The list of further processors (sub-processors) engaged by Nextriv when processing personal data on behalf of its customers — in accordance with section 7 of the Data Processing Agreement (DPA). For each entity we indicate its role, processing location and the safeguard applied to any transfer outside the EEA.

List last updated:

1. What this list is

Nextriv (Thermonext Michał Sendrowski) provides its environmental monitoring service as a processor of personal data on behalf of its customers (controllers). To provide the service, we engage further processors (sub-processors) within the meaning of Art. 28(2) and (4) GDPR.

This page constitutes the current sub-processor list referred to in section 7 of the Data Processing Agreement (DPA). We impose on each sub-processor — by way of a contract — the same data protection obligations as set out in the DPA, and we remain liable to our customers for the performance of the sub-processors' obligations.
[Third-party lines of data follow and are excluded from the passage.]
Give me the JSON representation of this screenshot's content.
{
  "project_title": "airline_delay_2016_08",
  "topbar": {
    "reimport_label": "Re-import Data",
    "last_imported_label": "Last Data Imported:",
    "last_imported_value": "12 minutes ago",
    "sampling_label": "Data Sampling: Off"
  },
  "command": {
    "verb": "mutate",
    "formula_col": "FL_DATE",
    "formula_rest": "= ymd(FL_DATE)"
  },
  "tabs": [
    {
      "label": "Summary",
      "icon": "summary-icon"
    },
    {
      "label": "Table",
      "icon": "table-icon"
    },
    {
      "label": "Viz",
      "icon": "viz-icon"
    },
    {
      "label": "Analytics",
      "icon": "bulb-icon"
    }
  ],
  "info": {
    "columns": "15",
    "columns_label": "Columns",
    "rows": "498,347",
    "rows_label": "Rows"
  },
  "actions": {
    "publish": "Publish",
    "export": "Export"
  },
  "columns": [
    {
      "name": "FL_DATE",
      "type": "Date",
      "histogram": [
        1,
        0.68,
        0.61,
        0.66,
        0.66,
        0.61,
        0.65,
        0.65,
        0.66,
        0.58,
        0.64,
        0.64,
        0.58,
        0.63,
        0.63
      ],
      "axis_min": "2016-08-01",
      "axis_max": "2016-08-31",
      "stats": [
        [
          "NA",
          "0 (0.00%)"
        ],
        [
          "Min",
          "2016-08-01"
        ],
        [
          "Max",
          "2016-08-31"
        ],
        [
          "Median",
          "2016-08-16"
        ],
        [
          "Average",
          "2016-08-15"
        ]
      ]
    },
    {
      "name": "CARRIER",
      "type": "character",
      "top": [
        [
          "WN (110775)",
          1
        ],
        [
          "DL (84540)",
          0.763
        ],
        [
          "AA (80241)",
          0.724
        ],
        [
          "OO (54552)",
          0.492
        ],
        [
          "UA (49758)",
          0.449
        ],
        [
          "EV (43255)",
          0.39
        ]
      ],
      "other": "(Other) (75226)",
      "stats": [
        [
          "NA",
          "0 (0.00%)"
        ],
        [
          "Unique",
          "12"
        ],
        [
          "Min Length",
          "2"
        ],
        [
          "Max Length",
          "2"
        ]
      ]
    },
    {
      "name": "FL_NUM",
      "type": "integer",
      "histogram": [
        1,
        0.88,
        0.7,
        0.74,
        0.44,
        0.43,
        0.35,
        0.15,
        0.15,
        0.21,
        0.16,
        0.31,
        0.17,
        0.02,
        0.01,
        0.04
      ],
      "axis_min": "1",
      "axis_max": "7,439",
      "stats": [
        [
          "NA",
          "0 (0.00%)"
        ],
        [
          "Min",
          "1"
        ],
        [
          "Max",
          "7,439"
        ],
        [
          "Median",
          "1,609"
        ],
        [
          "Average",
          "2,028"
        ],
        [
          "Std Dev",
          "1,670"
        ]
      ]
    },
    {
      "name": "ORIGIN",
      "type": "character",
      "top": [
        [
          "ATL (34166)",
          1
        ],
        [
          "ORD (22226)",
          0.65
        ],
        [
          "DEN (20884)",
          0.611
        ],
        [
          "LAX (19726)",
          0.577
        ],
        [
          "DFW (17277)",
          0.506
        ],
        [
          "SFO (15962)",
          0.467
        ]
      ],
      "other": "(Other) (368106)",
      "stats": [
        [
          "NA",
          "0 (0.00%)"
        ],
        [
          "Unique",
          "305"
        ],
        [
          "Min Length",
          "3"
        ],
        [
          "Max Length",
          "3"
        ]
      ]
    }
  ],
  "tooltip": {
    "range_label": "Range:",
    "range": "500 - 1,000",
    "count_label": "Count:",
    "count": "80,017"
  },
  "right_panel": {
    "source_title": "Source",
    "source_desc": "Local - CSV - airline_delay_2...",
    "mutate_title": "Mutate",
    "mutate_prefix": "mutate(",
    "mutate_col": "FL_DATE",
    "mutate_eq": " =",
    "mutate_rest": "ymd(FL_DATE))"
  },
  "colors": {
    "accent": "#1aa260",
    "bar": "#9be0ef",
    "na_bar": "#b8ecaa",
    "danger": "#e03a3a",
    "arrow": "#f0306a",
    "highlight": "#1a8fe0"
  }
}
2. Current list of sub-processors

We process the data entrusted by customers primarily in data centres located within the European Economic Area. Transfers outside the EEA rely solely on the mechanisms of Chapter V GDPR. We currently engage the following sub-processors:

  • Cloudflare, Inc. (USA) — hosting, content delivery (CDN) and protection of the website and forms against bots and abuse; processing location: global data centre network (including the USA); transfer safeguard: EU–US Data Privacy Framework.
  • Google Ireland Limited (Ireland) — analytics tools (Google Analytics 4, Google Tag Manager); processing location: EEA; possible transfers to Google LLC (USA): EU–US Data Privacy Framework.
  • Microsoft Ireland Operations Ltd (Ireland) — e-mail and office tools used to handle correspondence, and the Microsoft Clarity analytics tool; processing location: EEA; possible transfers to Microsoft Corporation (USA): EU–US Data Privacy Framework.
  • Resend (USA) — delivery of transactional e-mails (system replies, notifications); processing location: USA; transfer safeguard: EU–US Data Privacy Framework or Standard Contractual Clauses (SCCs).
  • SMSAPI sp. z o.o. (Poland) — SMS gateway for sending notifications; processing location: EEA (Poland); transfer outside the EEA: not applicable.

3. Changes to the list and right to object

We inform customers of the intended addition or replacement of a sub-processor by e-mail to the administrative e-mail address indicated in the Main Agreement, sufficiently in advance to allow a response. The customer (controller) may object within 14 days of notification — under the terms described in section 7 of the DPA.

The date of the last update of the list is shown in the header of this page. Questions about sub-processors can be sent to [email protected].